Es tu voz, te escucho. Estas aquí conmigo. ¿Verdad que sí? Como la noche en que consolaste porque lloraba en la oscuridad de puro miedo, o esa otra, donde mostraste tu libro favorito y me enseñaste en Universo. Aquí y allá, la niña pálida que soñaba con las imagenes y las páginas de una historia. Y soy yo, ahora, recordando esa infancia perdida. Estás aquí, en mi reflejo, en el cabello rizado que tan parecido al tuyo, en los ojos curiosos que me heredaste. Ah, abuela querida...y eres parte de lo que soy y de quien sueño ser, de la necesidad de crear, de cada historia que construyo a diario. En tu cocina, con olor a mil hierbas, en la biblioteca, desordenada y rumorosa. Y en nuestro Jardin, en los árboles retorcidos y enormes, en las ramas abiertas al cielo. Y el Ávila más allá, la linea del infinito. Siempre nuevo, siempre significativo.
Tia E. me encontró llorando en el jardin. Me secó las lágrimas con sus dedos secos de cocinera experta. Y luego me abrazó. Para reir juntas, para llorar juntas. Para recordar quienes somos, quienes fuimos. Este presente que está en todas partes, en este sueño compartido, en la luz de la Luna alta, en la luz plateada que parpadea sobre la Tierra.
- ¿Quieres consagrar la Luna? - me pregunta tia. El jardin marchito parece renacer en el simple deseo, se alza más allá de las ramas secas, de la tierra cuarteada. Y cuando levantamos los brazos e invocamos, el viento canta nuestro nombre. Y la Luna siempre la Luna, se hace tan alta y blanca como en mi infancia, cuando el mundo era gigantesco y las estrellas mis cómplices. El cabello me roza las mejillas los hombros, las manos tocan el cielo, la montaña me abraza. Somos, juntas esta herencia que compartimos, la canción de décadas de historia. Somos, la niña que corrió en el Jardin, la sonrisa que la recibió, el olor de cada momento y lugar, todos los sueños afligidos, las esperanzas radiantes.

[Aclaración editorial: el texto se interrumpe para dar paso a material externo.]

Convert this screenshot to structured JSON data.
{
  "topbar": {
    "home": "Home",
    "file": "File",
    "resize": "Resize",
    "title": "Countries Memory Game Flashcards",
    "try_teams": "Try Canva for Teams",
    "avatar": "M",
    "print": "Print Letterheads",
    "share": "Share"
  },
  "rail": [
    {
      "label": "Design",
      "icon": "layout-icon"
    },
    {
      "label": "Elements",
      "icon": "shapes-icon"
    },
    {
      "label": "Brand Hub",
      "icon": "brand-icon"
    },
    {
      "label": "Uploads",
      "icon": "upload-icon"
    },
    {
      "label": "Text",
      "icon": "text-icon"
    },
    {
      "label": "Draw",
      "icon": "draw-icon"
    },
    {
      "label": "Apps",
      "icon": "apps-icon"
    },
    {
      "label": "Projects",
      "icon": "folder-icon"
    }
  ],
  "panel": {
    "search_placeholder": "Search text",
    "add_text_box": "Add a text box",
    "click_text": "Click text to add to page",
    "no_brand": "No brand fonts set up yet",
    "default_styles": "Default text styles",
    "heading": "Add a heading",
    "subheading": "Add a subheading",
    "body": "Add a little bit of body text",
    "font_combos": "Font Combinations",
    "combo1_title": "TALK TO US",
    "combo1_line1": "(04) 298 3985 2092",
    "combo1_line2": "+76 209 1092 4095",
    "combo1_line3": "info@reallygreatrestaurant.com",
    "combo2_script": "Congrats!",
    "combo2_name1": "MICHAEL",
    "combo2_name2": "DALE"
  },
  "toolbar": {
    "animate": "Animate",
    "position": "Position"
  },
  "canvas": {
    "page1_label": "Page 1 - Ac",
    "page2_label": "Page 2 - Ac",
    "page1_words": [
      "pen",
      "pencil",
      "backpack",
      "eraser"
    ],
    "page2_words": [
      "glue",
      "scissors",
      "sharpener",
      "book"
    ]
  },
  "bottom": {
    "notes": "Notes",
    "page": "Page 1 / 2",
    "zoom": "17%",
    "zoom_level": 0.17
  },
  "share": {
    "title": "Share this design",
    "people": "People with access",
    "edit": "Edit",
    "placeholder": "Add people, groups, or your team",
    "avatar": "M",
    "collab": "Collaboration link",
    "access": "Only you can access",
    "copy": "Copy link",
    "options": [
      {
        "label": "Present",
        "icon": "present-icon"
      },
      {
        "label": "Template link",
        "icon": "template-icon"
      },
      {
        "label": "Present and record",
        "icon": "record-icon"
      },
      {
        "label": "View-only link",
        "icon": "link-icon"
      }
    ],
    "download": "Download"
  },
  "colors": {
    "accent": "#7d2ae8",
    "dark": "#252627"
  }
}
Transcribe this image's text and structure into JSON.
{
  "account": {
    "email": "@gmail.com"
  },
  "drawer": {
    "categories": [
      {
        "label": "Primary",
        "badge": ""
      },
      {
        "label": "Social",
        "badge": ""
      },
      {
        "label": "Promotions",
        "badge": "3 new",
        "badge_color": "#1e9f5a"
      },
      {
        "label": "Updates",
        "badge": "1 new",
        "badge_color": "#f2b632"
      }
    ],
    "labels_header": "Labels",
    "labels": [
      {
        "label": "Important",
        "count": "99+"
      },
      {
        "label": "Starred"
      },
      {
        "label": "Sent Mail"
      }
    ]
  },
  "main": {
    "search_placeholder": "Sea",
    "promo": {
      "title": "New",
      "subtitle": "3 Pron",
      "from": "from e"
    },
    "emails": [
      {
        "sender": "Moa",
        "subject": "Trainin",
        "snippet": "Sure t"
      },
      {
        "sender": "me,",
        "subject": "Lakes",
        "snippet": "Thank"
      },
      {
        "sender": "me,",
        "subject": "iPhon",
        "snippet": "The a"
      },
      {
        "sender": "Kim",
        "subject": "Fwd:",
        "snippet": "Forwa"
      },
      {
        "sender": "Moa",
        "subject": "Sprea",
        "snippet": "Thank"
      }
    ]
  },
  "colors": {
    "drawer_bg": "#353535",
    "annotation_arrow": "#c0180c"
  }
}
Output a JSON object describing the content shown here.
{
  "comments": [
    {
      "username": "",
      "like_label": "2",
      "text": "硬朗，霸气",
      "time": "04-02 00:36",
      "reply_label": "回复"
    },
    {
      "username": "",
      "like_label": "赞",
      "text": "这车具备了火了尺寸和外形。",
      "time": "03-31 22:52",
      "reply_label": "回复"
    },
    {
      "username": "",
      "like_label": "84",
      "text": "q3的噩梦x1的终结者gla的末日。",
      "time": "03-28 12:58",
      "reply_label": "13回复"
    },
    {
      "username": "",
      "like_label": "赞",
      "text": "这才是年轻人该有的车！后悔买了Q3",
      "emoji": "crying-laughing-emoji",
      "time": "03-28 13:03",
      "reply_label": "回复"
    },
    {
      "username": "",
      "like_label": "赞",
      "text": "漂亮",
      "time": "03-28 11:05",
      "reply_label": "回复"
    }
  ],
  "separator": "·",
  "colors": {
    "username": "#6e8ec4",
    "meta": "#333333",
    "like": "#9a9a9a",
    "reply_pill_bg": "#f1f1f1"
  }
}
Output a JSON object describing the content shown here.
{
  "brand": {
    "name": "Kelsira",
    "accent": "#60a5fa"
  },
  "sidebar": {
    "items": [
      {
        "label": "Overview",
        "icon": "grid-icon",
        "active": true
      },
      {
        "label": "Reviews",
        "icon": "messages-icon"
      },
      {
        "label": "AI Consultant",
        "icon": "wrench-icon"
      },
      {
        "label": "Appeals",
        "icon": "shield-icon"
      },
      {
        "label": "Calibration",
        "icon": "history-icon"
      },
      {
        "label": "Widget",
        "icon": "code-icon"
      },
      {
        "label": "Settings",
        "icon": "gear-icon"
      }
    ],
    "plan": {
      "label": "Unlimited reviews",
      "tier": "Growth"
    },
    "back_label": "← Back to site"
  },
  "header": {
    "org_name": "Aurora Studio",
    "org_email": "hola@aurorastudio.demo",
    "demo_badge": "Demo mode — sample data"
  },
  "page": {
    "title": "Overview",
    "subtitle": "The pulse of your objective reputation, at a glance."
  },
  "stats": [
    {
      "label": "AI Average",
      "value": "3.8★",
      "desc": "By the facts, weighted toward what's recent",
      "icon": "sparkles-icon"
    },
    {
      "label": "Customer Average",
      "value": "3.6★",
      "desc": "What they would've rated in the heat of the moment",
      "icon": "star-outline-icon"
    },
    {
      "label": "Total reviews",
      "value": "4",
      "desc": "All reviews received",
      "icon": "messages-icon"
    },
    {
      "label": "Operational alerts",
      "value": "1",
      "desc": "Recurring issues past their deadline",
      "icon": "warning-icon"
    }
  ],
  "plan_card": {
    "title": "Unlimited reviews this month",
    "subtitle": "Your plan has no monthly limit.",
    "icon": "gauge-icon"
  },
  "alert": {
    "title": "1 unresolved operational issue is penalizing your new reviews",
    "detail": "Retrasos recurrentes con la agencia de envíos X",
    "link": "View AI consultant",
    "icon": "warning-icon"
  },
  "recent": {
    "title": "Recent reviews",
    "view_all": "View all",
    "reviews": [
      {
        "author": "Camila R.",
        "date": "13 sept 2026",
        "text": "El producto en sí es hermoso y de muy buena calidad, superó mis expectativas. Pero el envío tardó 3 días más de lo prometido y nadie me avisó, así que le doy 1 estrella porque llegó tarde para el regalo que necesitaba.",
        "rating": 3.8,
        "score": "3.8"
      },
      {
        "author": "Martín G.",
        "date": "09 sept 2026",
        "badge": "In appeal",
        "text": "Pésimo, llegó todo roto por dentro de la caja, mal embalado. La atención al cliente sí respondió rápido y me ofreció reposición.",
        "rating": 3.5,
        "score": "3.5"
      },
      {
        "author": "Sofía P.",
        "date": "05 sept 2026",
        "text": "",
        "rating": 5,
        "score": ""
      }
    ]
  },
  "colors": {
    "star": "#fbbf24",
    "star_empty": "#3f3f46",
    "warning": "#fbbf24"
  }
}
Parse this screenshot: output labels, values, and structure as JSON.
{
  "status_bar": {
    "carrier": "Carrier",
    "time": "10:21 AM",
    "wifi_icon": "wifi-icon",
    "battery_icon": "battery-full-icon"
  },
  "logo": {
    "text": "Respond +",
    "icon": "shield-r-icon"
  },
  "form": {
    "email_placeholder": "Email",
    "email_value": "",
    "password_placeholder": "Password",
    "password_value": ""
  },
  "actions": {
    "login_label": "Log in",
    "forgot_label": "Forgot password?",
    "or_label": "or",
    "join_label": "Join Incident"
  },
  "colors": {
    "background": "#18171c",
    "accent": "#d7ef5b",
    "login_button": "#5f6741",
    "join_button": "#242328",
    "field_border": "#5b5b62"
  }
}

Somos las hijas de la Luna, las brujas, regresando al hogar.
Mi tía cierra la puerta de la casa con las manos temblorosas. El silencio lo llena todo, palpita a nuestro alrededor, pero ya está impregnado de soledad, mucho menos de tristeza. Cuando miro a la casa, sonrío. Escucho la vieja canción de los recuerdos, una vez más.
La Luna: La Dama Blanca que danza entre las estrellas.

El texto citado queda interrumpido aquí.